What we have managed to do in the meantime, is secure some small programs with a few buyers in the $6 to $7 range with an Act of God clause. These programs will give growers an opportunity to iron out any seeding and agronomic issues of growing a new variety on your farm, while still knowing they have a home in the fall for their production. Fababeans have the potential to be a great addition to many crop rotations in Western Canada, especially in the wetter zones of the Prairies. It’s another option that is starting to look promising.
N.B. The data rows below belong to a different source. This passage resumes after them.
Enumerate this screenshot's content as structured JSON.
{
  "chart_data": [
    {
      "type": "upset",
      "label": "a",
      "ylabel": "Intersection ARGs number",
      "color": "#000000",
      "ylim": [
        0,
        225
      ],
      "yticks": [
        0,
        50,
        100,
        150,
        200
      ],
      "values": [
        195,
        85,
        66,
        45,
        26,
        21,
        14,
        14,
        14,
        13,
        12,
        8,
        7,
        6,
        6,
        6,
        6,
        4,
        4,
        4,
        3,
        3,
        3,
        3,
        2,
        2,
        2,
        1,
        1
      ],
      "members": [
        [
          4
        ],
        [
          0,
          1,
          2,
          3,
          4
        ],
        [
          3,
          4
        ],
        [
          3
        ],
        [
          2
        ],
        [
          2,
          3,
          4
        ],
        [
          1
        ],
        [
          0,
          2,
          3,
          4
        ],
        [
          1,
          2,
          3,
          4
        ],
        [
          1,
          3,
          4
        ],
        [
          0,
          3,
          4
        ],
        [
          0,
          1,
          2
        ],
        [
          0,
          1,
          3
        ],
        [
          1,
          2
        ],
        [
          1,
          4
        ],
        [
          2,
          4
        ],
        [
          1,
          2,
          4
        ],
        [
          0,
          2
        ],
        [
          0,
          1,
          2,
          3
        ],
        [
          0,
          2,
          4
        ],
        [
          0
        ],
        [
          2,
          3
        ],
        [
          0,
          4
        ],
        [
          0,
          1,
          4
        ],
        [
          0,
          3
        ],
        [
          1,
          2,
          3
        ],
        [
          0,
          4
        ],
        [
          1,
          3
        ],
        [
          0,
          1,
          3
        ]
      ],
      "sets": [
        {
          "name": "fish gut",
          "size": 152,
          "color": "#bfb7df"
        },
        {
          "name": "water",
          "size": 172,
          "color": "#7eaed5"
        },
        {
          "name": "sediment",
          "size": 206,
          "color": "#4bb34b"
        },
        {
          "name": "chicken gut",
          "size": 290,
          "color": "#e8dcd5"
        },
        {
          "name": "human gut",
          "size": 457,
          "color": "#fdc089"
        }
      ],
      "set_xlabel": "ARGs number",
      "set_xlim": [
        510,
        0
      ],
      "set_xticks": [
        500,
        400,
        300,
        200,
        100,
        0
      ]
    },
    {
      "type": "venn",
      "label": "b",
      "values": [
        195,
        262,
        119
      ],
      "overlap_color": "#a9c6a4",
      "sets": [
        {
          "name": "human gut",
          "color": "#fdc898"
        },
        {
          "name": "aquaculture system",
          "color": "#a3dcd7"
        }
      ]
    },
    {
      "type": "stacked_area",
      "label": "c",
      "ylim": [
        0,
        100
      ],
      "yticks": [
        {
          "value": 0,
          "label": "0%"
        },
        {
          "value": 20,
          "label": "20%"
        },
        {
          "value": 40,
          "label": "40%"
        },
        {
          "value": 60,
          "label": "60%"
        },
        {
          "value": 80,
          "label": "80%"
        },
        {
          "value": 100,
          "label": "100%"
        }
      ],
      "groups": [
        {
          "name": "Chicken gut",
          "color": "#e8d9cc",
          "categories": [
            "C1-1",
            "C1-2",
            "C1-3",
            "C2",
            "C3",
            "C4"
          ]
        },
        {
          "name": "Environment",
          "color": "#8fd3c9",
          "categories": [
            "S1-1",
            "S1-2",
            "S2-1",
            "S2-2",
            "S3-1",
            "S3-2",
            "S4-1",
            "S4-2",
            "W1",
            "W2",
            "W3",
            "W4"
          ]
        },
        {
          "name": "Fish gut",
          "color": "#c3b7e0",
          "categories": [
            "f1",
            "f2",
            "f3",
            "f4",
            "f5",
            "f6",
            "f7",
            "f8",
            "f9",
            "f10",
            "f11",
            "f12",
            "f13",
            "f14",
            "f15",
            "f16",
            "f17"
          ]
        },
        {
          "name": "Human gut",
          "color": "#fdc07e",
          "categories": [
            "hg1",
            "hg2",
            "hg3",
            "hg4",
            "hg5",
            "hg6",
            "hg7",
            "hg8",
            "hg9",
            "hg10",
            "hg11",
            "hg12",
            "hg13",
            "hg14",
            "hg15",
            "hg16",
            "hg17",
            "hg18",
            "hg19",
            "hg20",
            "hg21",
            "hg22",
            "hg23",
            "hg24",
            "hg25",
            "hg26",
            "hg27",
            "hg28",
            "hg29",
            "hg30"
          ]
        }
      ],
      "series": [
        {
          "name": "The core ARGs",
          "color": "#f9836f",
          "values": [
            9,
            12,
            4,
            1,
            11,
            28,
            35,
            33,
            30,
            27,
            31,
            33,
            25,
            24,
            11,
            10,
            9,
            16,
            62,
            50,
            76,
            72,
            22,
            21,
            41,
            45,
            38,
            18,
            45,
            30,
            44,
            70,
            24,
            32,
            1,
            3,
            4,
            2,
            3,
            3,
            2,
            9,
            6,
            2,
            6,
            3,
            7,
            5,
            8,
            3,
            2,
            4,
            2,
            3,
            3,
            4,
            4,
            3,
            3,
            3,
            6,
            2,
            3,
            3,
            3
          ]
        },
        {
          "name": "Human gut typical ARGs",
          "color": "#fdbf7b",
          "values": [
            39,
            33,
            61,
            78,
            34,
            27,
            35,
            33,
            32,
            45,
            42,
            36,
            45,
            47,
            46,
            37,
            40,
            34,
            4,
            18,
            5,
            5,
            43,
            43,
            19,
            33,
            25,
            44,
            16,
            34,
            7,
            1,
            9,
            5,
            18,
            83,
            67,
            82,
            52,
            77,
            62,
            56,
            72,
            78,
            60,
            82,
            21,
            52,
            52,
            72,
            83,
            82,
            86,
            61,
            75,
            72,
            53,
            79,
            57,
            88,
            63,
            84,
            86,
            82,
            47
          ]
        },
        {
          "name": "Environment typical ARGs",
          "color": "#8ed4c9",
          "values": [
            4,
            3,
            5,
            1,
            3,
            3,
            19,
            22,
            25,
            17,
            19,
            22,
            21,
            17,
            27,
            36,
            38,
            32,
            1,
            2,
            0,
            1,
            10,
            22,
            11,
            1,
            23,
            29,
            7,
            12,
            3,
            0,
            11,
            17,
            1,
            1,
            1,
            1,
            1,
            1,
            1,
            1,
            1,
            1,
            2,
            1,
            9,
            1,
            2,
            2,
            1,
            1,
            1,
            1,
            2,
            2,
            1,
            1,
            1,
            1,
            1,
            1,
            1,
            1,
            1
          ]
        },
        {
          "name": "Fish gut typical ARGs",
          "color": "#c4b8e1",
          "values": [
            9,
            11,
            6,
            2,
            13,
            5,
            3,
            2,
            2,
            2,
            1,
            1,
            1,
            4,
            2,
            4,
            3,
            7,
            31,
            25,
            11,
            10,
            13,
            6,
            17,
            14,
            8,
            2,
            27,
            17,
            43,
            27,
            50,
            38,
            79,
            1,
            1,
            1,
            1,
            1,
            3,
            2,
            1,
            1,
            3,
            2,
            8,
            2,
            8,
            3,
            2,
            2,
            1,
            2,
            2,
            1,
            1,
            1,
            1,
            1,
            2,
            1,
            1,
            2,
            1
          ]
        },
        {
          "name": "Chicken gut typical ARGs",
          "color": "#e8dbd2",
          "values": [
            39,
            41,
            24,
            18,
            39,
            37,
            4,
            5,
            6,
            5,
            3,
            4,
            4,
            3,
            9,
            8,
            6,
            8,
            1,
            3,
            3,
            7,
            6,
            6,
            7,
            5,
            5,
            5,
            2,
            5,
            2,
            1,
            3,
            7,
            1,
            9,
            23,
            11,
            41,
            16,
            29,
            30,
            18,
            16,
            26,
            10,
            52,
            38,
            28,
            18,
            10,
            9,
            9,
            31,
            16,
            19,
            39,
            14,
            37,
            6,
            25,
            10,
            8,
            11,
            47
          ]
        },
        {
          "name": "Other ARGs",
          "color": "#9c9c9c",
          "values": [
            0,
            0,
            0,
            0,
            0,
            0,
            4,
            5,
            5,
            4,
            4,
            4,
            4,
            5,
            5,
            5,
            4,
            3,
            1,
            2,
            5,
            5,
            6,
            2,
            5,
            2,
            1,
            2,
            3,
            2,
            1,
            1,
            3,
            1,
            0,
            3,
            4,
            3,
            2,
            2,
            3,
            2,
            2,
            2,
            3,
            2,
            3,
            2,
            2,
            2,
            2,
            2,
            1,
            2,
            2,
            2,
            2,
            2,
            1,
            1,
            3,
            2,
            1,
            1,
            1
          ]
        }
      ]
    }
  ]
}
At the end of the day the markets change so rapidly that by the time you’re done reading this article, chances are something has happened in the world market that impacts us here in Western Canada.

There are a variety of different crops that we can grow here so you need to grow something that is going to provide you a profit. Even if you aren’t comfortable with venturing out into a niche crop market why not look at the contracts available for crop you already grow? For example, for those in red lentil growing areas, we have been trading new crop contracts in the mid 20’s with an Act of God picked up in your yard. At an average yield of say, 1,500 lbs./acre, this is grossing your farm $375 an acre. How do you go wrong in taking some risk off the table and locking in a profit?